In accordance with its charter, the Audit Committee will be comprised of a minimum of three directors, appointed by the Board, who shall meet the applicable independence, audit committee composition and Qualified Legal Compliance Committee composition requirements promulgated by the SEC, NASDAQ, any other exchange upon which securities our securities may be traded, or any governmental or regulatory body exercising authority over Citrix. In addition, each member of the Audit Committee will be free from any relationship that, in the opinion of our Board, would interfere with the exercise of his or her independent judgment as a member of the Committee.
At the time of his or her appointment to the Audit Committee, each member must (i) be able to read and understand fundamental financial statements, including a balance sheet, cash flow statement and income statement and (ii) not have participated in the preparation of our financial statements or any of our current subsidiaries at any time during the past three years. At least one member of the Audit Committee must have had past employment experience in finance or accounting, requisite professional certification in accounting, or other comparable experience or background which results in the individual’s financial sophistication, including being or having been a chief executive officer, chief financial officer or other senior officer with financial oversight responsibilities. Further, at least one member of the Audit Committee shall qualify as an “audit committee financial expert” (as such term is defined under the SEC’s rules).

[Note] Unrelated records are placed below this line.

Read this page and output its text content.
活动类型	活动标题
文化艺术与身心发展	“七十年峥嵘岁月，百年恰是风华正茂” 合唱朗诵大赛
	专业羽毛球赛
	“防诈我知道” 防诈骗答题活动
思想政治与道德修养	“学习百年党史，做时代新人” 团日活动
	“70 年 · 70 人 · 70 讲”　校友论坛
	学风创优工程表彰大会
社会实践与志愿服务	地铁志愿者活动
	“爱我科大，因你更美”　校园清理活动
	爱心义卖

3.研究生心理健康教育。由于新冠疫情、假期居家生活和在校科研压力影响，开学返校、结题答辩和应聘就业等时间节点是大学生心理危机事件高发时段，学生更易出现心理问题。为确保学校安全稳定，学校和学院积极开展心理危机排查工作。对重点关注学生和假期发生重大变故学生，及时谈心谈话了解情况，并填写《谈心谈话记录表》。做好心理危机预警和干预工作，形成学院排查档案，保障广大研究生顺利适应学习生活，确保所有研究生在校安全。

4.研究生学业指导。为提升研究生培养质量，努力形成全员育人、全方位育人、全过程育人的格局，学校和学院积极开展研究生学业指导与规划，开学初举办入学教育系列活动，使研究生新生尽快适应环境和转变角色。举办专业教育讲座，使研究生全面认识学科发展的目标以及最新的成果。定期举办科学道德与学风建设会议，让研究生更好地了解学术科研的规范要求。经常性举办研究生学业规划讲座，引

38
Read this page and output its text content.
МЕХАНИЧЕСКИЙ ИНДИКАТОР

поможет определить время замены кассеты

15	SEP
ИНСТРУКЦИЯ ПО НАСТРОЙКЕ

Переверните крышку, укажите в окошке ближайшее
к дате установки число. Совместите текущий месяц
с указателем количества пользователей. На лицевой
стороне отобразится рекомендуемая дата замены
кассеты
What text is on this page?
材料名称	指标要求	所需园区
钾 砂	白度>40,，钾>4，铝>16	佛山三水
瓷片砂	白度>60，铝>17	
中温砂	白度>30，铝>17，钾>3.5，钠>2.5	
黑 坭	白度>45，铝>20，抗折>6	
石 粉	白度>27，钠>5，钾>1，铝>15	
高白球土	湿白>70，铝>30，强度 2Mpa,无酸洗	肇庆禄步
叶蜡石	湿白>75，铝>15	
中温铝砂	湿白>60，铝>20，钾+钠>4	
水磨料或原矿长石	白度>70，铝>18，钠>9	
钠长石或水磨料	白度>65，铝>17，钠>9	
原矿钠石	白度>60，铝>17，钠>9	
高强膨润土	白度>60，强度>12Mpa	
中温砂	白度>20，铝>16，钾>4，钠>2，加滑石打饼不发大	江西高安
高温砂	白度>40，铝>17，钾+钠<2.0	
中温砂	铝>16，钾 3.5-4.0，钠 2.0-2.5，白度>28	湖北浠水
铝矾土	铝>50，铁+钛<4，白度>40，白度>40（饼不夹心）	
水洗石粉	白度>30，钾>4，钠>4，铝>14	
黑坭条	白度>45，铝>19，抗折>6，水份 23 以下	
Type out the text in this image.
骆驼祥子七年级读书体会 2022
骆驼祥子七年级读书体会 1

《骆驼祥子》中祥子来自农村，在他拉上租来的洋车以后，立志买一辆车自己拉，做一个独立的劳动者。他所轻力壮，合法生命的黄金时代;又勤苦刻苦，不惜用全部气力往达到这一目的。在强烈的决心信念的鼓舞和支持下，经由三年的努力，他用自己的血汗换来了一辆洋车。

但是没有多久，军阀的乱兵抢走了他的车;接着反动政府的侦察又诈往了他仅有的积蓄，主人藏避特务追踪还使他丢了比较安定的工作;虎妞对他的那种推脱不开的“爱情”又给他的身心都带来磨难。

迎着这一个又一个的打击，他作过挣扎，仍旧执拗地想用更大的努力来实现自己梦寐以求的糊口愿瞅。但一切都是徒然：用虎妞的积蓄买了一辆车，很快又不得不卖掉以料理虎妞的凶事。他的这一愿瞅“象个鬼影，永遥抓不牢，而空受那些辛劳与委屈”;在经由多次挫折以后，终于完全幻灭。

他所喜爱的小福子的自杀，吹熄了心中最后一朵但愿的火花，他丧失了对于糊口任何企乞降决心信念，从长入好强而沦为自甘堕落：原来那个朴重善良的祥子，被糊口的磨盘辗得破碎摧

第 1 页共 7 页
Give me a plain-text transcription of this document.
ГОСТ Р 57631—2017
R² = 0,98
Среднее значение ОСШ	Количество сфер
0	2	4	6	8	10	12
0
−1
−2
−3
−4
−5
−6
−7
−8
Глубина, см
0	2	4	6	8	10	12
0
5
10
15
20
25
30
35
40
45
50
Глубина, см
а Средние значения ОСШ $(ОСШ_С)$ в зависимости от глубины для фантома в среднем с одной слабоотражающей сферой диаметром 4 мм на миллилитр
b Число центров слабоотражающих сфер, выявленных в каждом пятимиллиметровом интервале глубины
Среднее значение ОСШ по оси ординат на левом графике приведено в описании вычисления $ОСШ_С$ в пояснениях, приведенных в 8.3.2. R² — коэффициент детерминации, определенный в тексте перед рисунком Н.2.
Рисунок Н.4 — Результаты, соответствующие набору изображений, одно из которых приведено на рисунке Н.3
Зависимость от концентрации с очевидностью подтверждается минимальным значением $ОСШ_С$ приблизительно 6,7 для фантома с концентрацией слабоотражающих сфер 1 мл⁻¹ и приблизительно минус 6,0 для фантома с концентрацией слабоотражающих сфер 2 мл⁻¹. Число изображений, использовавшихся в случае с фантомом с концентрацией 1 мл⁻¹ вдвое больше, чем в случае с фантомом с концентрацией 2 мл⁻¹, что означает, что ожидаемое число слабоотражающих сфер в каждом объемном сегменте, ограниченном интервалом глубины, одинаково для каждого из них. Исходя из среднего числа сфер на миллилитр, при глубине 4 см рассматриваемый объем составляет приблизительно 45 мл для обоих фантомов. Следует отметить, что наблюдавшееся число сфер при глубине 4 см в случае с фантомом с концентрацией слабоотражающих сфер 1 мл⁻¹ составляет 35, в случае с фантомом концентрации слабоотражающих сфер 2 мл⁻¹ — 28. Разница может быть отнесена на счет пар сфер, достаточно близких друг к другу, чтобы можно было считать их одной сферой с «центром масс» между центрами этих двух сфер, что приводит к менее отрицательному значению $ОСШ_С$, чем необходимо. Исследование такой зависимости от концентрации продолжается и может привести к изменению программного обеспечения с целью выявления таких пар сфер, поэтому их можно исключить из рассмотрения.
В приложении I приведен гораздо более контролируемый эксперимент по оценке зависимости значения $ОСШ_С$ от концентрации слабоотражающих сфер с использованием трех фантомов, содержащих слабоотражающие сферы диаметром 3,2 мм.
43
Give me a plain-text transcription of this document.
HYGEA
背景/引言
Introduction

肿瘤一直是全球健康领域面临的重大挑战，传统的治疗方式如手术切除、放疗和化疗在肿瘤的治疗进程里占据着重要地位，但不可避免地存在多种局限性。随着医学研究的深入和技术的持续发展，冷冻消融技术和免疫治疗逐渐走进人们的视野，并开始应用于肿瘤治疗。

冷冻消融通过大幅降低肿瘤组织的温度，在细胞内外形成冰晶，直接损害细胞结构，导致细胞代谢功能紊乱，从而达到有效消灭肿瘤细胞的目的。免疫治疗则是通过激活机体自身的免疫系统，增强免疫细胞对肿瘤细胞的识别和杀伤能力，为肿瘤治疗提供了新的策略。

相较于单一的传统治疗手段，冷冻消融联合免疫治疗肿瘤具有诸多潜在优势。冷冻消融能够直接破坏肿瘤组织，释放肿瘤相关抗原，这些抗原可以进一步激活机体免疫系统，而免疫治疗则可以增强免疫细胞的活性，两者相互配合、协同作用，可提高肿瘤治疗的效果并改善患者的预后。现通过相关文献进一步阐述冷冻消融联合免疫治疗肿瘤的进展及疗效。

The members of the Audit Committee are elected by our Board at the Board meeting following our annual stockholder meeting. Each member is to serve until his or her successor is duly elected and qualified or until his or her earlier resignation or removal. Unless a Chair is elected by the full Board, the members may designate a Chair by majority vote of the full Committee membership.
The Audit Committee will meet as necessary to enable it to fulfill its responsibilities and duties and must meet with management, the internal auditors and the independent accounting firm in executive sessions at least quarterly to discuss matters for which the Committee has responsibility.